The report focuses on standard conservative interpretations of reality including the intent to provide privatized alternatives to public education through vouchers and charter schools. This is red meat for Ravitch. She provides a comment from Linda Darling-Hammond, an author of the report with dissenting views. With regard to high-performing schools, such as those of Finland, Singapore and South Korea, they

"....have invested in strong public education systems that serve virtually all students, while nations that have aggressively pursued privatization, such as Chile, have a huge and growing divide between rich and poor that has led to dangerous levels of social unrest."
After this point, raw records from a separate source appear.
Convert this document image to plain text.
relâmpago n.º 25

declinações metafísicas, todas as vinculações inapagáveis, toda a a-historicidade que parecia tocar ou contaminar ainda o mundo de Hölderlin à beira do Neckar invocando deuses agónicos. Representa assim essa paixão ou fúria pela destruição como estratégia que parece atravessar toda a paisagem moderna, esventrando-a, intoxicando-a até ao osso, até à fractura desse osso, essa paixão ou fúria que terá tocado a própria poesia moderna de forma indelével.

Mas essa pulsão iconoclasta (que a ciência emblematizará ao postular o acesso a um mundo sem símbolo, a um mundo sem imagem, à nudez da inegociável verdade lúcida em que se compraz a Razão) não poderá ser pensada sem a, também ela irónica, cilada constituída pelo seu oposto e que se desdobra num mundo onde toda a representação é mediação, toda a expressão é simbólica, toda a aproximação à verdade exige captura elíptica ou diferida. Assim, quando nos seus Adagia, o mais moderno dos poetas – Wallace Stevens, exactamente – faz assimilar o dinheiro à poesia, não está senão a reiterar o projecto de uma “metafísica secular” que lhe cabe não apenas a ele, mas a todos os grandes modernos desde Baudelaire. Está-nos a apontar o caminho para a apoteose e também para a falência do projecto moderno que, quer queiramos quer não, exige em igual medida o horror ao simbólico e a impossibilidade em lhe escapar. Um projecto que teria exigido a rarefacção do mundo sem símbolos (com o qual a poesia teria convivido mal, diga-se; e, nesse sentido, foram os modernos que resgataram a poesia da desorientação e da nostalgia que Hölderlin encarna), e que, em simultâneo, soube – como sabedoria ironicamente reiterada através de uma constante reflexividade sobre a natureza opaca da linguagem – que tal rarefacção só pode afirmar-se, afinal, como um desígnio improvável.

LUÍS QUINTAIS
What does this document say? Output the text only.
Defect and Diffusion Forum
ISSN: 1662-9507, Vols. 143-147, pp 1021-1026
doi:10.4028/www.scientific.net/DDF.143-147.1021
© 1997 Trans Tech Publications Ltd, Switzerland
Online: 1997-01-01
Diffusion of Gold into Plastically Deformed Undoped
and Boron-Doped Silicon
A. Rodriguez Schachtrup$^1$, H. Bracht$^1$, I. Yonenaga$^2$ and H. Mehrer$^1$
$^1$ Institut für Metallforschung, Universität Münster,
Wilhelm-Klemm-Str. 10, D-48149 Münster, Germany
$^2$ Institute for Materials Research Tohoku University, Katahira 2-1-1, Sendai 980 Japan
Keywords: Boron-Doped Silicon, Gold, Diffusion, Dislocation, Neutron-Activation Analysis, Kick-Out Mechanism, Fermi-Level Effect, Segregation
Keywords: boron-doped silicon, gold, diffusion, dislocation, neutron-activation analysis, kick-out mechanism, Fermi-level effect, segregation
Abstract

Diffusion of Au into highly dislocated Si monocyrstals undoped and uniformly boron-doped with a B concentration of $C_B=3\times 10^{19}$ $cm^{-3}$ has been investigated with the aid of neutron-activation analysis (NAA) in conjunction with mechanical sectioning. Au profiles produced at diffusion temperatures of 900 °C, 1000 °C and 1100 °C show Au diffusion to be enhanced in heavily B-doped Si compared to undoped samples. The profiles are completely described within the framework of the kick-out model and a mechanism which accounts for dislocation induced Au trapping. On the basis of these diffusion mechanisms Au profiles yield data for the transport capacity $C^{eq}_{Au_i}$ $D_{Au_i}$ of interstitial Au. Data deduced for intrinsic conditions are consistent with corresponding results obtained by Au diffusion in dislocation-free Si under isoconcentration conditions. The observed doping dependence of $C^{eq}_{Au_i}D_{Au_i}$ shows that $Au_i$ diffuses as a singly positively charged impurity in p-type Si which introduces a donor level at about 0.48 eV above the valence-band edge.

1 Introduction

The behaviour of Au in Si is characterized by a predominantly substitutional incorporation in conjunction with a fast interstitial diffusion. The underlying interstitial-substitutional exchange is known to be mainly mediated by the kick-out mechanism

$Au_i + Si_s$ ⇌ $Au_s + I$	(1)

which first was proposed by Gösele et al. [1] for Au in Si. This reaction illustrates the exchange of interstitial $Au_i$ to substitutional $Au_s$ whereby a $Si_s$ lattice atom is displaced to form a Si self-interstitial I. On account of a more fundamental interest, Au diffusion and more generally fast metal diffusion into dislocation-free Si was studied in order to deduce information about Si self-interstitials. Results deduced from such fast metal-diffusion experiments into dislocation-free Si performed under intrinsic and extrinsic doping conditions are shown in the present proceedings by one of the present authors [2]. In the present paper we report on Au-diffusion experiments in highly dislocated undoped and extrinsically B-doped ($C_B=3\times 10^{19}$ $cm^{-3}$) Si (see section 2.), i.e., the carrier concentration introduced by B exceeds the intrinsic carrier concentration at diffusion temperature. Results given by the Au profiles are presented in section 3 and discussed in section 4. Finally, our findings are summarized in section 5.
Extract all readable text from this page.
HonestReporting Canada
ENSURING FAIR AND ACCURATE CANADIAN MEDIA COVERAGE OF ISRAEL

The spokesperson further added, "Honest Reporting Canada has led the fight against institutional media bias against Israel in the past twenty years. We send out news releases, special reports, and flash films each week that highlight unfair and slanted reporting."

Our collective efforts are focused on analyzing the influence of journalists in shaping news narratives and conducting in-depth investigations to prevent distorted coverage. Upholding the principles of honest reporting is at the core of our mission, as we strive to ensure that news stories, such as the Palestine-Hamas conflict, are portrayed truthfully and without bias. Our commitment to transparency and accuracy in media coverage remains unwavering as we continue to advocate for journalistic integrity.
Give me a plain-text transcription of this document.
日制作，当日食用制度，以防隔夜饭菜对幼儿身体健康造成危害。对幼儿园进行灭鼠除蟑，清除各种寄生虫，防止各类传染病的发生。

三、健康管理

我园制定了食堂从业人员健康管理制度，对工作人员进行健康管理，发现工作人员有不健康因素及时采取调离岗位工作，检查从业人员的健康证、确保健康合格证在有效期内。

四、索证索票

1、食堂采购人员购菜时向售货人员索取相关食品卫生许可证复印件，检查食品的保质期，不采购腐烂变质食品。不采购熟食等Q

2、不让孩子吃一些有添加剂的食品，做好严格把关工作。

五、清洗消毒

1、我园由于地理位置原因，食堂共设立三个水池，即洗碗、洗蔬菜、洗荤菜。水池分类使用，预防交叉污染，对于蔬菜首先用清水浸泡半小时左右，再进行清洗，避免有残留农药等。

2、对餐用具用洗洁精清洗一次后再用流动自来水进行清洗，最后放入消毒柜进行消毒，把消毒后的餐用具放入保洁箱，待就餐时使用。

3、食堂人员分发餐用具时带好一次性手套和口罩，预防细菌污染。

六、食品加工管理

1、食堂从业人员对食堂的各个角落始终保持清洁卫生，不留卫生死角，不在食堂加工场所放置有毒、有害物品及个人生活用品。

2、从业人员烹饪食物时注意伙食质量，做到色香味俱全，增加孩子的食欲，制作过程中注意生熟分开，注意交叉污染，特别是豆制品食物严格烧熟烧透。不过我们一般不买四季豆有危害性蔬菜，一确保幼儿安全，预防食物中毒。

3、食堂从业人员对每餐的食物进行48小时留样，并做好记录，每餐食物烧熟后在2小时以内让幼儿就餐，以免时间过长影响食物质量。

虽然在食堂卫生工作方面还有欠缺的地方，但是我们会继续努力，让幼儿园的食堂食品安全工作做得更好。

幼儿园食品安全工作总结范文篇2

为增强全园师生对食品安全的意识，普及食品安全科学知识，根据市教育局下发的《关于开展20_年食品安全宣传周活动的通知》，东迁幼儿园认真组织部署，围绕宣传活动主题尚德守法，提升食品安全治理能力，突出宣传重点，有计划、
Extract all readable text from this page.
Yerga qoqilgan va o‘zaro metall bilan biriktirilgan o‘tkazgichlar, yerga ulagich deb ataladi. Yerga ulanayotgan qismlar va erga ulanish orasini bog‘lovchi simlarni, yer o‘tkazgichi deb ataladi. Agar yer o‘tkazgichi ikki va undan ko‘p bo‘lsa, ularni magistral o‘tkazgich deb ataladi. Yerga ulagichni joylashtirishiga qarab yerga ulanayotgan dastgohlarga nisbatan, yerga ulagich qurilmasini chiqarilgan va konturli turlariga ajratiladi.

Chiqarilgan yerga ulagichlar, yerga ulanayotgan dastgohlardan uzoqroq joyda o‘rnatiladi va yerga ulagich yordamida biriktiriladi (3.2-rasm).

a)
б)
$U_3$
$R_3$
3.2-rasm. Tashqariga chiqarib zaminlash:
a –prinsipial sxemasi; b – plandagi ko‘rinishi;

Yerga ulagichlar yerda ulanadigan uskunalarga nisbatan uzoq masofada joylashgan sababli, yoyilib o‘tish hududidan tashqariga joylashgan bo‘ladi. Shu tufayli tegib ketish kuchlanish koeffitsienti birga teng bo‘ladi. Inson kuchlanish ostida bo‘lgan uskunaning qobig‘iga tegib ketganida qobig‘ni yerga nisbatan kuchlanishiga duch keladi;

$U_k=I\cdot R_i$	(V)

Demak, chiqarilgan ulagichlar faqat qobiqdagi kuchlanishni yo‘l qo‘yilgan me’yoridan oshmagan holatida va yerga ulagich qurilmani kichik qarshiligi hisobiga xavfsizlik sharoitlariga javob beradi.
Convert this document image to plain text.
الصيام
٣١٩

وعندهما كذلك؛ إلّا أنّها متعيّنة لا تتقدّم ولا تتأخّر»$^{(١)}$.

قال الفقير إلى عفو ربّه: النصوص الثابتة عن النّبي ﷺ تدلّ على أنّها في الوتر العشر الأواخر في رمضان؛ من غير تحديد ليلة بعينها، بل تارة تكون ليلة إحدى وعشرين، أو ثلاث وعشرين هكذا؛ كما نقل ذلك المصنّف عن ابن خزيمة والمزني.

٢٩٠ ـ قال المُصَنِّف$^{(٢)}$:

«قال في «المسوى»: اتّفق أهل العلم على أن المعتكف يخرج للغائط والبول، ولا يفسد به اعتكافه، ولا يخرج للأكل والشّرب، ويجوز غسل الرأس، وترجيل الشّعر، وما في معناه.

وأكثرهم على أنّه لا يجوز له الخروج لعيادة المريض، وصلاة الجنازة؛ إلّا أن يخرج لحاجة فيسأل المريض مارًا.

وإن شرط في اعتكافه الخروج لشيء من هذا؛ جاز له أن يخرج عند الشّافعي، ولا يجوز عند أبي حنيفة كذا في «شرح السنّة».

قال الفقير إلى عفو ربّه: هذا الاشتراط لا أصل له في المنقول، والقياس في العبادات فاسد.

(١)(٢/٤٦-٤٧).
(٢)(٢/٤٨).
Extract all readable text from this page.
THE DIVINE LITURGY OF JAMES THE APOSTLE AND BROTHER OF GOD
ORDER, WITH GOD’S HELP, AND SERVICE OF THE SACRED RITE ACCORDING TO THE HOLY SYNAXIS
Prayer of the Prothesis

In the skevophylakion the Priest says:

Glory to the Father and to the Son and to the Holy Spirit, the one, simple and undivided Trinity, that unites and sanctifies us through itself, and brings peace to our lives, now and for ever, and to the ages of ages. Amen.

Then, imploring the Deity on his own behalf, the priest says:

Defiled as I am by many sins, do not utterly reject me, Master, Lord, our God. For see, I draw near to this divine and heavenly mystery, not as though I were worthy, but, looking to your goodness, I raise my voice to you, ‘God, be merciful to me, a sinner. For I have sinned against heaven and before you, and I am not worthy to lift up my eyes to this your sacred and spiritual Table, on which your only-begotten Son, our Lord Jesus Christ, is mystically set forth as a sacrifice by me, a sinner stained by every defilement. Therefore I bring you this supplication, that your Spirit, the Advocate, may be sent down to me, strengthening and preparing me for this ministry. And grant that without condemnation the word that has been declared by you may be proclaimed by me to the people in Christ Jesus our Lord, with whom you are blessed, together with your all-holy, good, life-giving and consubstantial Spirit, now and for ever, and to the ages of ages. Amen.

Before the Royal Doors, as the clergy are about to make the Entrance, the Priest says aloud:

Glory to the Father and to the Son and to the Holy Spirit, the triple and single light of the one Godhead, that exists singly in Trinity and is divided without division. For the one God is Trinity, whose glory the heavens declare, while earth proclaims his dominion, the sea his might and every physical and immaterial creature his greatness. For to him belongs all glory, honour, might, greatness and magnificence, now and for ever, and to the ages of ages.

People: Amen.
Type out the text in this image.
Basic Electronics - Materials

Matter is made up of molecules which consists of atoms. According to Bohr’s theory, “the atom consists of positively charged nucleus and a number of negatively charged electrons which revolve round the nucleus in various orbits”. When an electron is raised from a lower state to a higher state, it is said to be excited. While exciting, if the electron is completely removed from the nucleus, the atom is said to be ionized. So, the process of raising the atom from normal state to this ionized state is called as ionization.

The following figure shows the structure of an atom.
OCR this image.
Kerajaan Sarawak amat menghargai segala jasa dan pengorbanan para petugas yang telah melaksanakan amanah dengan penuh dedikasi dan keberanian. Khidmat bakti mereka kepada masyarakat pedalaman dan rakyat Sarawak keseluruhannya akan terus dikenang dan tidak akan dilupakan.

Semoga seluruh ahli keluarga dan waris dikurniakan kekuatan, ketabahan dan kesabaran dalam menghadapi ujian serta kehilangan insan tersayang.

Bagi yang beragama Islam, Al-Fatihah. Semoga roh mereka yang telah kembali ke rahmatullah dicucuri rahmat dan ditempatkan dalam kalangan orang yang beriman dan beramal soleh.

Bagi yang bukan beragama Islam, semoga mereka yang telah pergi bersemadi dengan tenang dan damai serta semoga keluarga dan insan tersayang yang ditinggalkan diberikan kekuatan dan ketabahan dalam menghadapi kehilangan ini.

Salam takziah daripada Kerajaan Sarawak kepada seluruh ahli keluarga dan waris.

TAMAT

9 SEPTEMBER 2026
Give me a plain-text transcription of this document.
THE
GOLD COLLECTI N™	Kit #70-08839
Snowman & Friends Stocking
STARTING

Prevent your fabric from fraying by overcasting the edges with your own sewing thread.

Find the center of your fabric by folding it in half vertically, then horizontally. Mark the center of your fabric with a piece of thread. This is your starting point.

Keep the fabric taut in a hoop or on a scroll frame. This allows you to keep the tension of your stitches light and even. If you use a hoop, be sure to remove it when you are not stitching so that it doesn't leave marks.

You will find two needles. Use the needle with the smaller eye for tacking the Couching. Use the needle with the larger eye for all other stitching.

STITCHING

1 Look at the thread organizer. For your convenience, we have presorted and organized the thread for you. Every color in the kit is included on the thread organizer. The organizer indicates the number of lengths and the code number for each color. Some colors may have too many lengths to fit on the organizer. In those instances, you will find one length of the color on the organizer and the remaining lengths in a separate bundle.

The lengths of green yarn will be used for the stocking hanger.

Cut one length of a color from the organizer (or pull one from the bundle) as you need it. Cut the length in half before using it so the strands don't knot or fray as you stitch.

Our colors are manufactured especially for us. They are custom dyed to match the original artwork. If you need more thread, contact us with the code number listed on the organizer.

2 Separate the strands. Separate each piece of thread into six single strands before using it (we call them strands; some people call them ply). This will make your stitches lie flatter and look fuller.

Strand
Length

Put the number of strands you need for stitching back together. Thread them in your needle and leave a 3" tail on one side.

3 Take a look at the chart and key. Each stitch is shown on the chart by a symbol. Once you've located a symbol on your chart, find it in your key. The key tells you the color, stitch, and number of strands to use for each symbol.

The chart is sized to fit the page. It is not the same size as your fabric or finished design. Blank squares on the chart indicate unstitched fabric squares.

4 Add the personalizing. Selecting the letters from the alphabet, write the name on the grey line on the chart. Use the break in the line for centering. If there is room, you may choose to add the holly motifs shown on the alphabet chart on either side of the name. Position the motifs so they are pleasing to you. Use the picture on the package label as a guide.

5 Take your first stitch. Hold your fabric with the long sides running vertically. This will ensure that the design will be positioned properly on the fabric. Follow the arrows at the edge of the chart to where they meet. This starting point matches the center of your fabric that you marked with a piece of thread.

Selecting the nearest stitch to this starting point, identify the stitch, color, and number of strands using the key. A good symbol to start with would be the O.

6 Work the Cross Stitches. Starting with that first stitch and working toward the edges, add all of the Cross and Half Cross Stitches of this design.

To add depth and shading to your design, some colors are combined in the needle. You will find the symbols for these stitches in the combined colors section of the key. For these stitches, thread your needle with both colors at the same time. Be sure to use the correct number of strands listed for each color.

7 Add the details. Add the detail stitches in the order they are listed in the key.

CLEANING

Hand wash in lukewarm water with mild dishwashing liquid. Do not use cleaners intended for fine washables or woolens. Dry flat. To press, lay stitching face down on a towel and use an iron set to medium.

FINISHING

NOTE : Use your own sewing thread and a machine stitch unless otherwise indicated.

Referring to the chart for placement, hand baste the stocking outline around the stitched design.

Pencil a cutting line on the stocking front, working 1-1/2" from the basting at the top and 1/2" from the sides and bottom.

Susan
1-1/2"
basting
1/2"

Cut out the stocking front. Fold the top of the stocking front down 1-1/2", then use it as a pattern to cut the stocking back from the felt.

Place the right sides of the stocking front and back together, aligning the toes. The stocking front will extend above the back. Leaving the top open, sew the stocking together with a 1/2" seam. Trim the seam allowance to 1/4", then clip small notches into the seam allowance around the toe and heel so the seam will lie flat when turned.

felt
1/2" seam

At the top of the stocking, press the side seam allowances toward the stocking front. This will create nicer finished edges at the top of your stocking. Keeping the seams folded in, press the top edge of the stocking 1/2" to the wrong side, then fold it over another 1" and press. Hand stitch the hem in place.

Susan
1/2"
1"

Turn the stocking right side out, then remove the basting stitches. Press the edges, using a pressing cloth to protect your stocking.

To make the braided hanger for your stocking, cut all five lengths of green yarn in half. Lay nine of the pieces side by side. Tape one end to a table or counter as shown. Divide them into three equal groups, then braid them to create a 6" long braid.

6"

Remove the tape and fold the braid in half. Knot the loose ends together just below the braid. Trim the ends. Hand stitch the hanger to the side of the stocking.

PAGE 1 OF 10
Indeed, Chile is the perfect example of how not to do things (Chile, the United States, and Income Inequality provides some insight). Chile, with its privatized system, has managed to fall below Washington D.C. in reading proficiency, landing between Trinidad & Tobago and Uruguay. Its voucher system effectively places a ceiling on what a poor student can receive in terms of education, and provides a subsidy for the wealthy who can afford to send their children to the more expensive schools.

What elevates the report that Ravitch is reviewing to the loftiest heights of inanity is its conclusions with regard to national security.

"The task force has many complaints: American students don’t study foreign languages; American employers can’t find enough skilled workers. Too many young people do not qualify for military service because of criminal records, lack of physical fitness, or inadequate educational skills. Not enough scientists and engineers are trained "to staff the military, intelligence agencies, and other government-run national security offices, as well as the aerospace and defense industries." Thus, the public schools are failing to prepare the soldiers, intelligence agents, diplomats, and engineers for the defense industry that the report assumes are needed. This failure is the primary rationale for viewing the schools as a national security risk."

The suggested response to this issue involves:

"....the United States should have ‘a national security readiness audit’ to determine whether students are learning the necessary skills "to safeguard America’s future security and prosperity," and ‘to hold schools and policymakers accountable for results’."

Now what exactly might that mean? Ravitch provides one possibility.

"Certainly the task force is right to insist upon the importance of foreign-language study, but it is wrong to blame the nation’s public schools for a shortage of specialists in Chinese, Dari, Korean, Russian, and Turkish. Although some American high schools teach Chinese, these languages are usually taught by universities or specialized language programs. It is peculiar to criticize public elementary and secondary schools for the lack of trained linguists in Afghanistan and other international hotspots."

And as to the perceived national security threat, Ravitch provides this:

"If the international tests are indicators of our national security weakness, should we worry that we might be invaded by Finland or South Korea or Japan or Singapore or Canada or New Zealand or Australia? Obviously not. The nations with higher test scores than ours are not a threat to our national security. They are our friends and allies."

She concludes with this apt summary:

"If future historians want to see a definition of the status quo in American education in 2012, they may revisit this report by a task force of the Council on Foreign Relations. It offers no new directions, no new ideas, just a stale endorsement of the federal, state, and corporate policies of the past decade that have proven so counterproductive to the genuine improvement of American education."

Nothing need be added to that statement.